Beyond the Blooms: (April 30, 2026) The Holland business building the systems behind the products in your shopping cart
It started with a need from Ford Motor Company. Fifty years ago, Ford was looking for a better way to handle plastic pellets, the tiny raw materials used to make countless products. When the opportunity wasn’t a fit for one West Michigan business, an entrepreneurial leader found their opening for a new business.
Joseph M. Reed founded National Bulk Equipment (NBE) in Holland, Michigan, and got to work on solving Ford’s problem. Over the next five decades, the company would grow from a focused plastics solution into a global engineering partner whose systems now touch products in nearly every shopping cart. From food and beverage to household goods to industrial materials. NBE’s work quietly powers our everyday lives.
From One Problem to Everyday Solutions
In the early days, NBE focused on one thing: moving and storing plastic pellets better than anyone else. But solving that problem opened the door to something bigger. Customers didn’t just need equipment. They needed systems. Today, NBE designs and builds fully integrated, engineered-to-order solutions that handle everything from dry ingredients to liquids across industries like food, chemicals, and advanced manufacturing.
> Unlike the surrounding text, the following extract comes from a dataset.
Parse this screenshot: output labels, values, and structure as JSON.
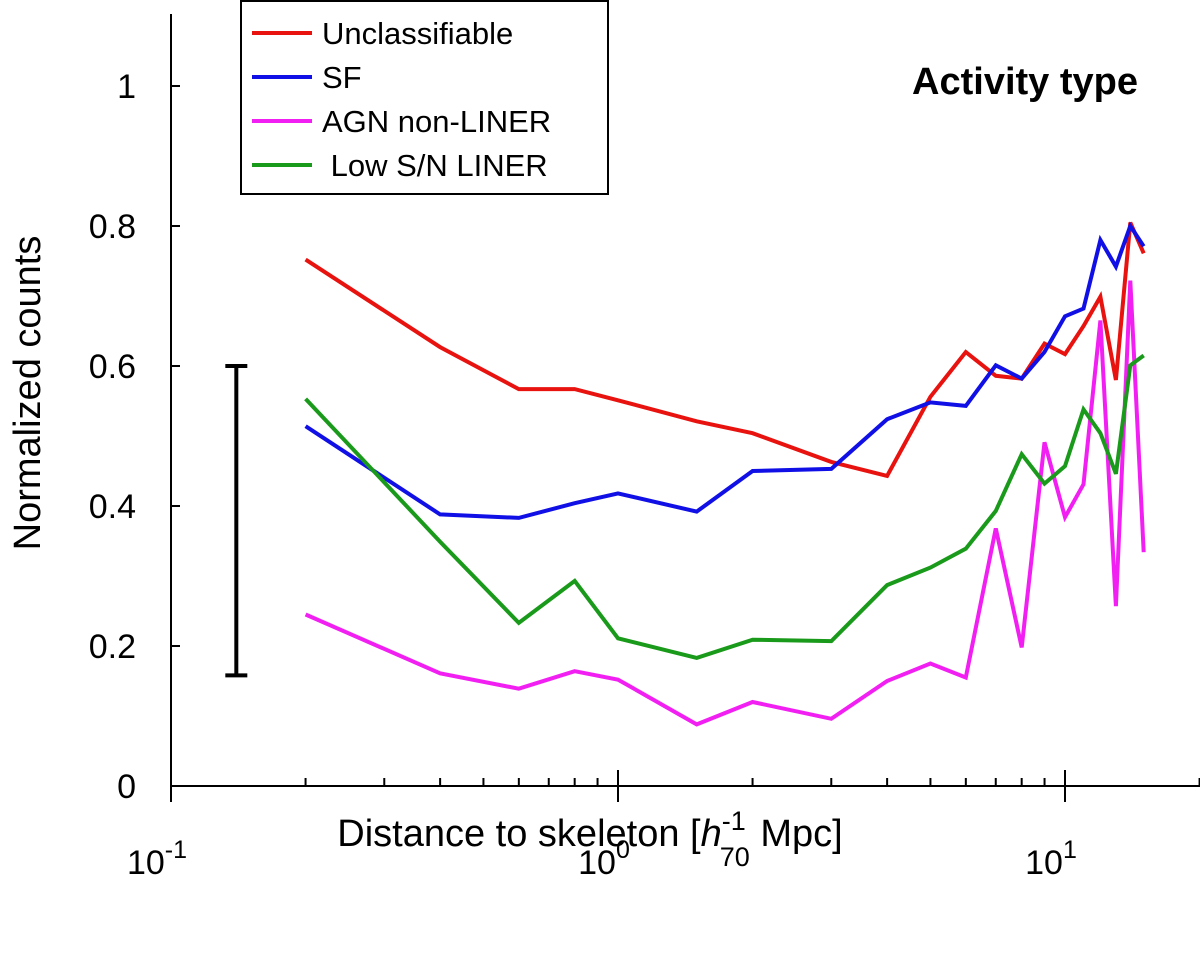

Many of those projects are one-of-a-kind. Customers bring complex challenges without clear answers, and NBE builds something entirely new to solve them.
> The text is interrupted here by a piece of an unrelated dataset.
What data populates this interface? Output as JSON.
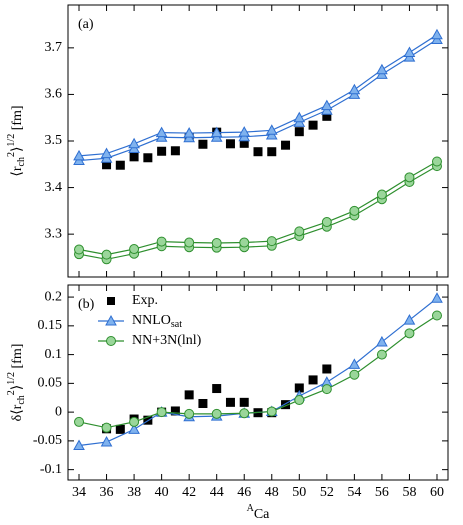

A Family Business That Builds Differently
Now 50 years in, NBE is still family owned, and still in Holland.
Ryan Rose, grandson of the founder, is part of the next generation carrying that legacy forward, he explains that the philosophy hasn’t changed: start with the customer’s challenge, then solve the problem. That mindset shows up in everything they do. Long-tenured employees bring decades of expertise. Customers are treated like partners. Every system is designed not just to perform, but to make work safer, easier, and more efficient.
It’s also why NBE keeps everything close to home—engineering, design, fabrication, and testing—all happening right here in Holland.
The Work You Never See
If you’ve never heard of NBE, you’re not alone. But their work has likely touched your life.
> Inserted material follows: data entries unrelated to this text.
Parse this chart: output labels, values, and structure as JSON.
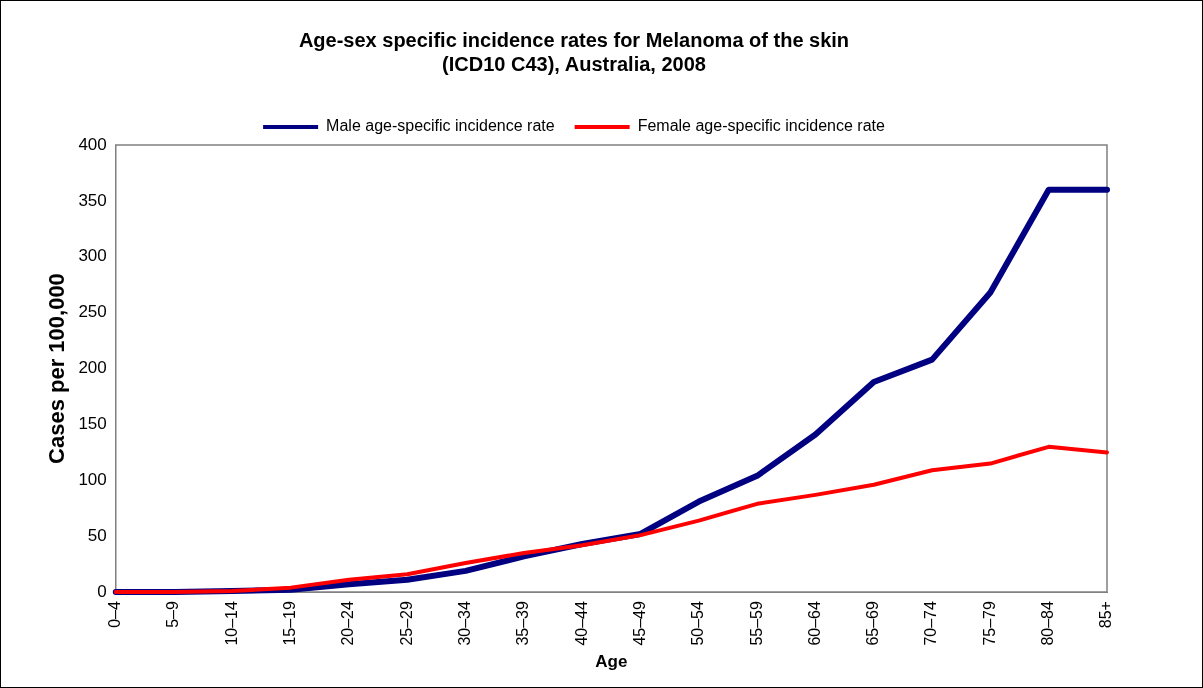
{
  "chart_data": {
    "type": "line",
    "title": "Age-sex specific incidence rates for Melanoma of the skin\n(ICD10 C43), Australia, 2008",
    "xlabel": "Age",
    "ylabel": "Cases per 100,000",
    "categories": [
      "0–4",
      "5–9",
      "10–14",
      "15–19",
      "20–24",
      "25–29",
      "30–34",
      "35–39",
      "40–44",
      "45–49",
      "50–54",
      "55–59",
      "60–64",
      "65–69",
      "70–74",
      "75–79",
      "80–84",
      "85+"
    ],
    "series": [
      {
        "name": "Male age-specific incidence rate",
        "color": "#000080",
        "values": [
          0,
          0,
          1,
          2,
          7,
          11,
          19,
          32,
          43,
          52,
          81,
          104,
          141,
          188,
          208,
          268,
          360,
          360
        ]
      },
      {
        "name": "Female age-specific incidence rate",
        "color": "#ff0000",
        "values": [
          0,
          0,
          1,
          4,
          11,
          16,
          26,
          35,
          42,
          51,
          64,
          79,
          87,
          96,
          109,
          115,
          130,
          125
        ]
      }
    ],
    "ylim": [
      0,
      400
    ],
    "yticks": [
      0,
      50,
      100,
      150,
      200,
      250,
      300,
      350,
      400
    ],
    "grid": false,
    "legend": "top",
    "marker": "none",
    "line_style": "solid"
  }
}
Rose explains it like this: Imagine making 10,000 chocolate chip cookies every minute. You’d need systems to move thousands of pounds of ingredients, measure them precisely, and keep everything running without pause. That’s the kind of challenge NBE solves every day.
In doing so, they’re eliminating the difficult, repetitive manual labor that once defined manufacturing—transforming how products are made and how people experience the work.
One Company. A Much Bigger Story.
NBE is one company—but it’s part of something much larger.
Manufacturing makes up roughly 40% of the Lakeshore region (Ottawa and Allegan County)’s economy, a concentration far higher than most places in the U.S. And within that, a powerful smart manufacturing and automation sector continues to grow:
- $4.4 billion in annual output
- More than 27,000 jobs
- Average earnings over $95,000
- A workforce where nearly 9 in 10 roles are skilled positions
This is one of the most concentrated advanced manufacturing corridors in the Midwest. Companies don’t just use automation, they design it, build it, tweak it, and push it forward.
Built Here. Built for What’s Next.
There’s a reason companies like NBE grow here and stay here.
This region is built on people who take on hard problems and figure them out. The Lakeshore region is uniquely collaborative with a culture of strong craftsmanship and continuous learning and improvement.
Fifty years after that first opportunity, NBE is still doing exactly what it set out to do.
Solving problems others pass on, and building systems most people never see
They are shaping the future of how things are made, one solution at a time.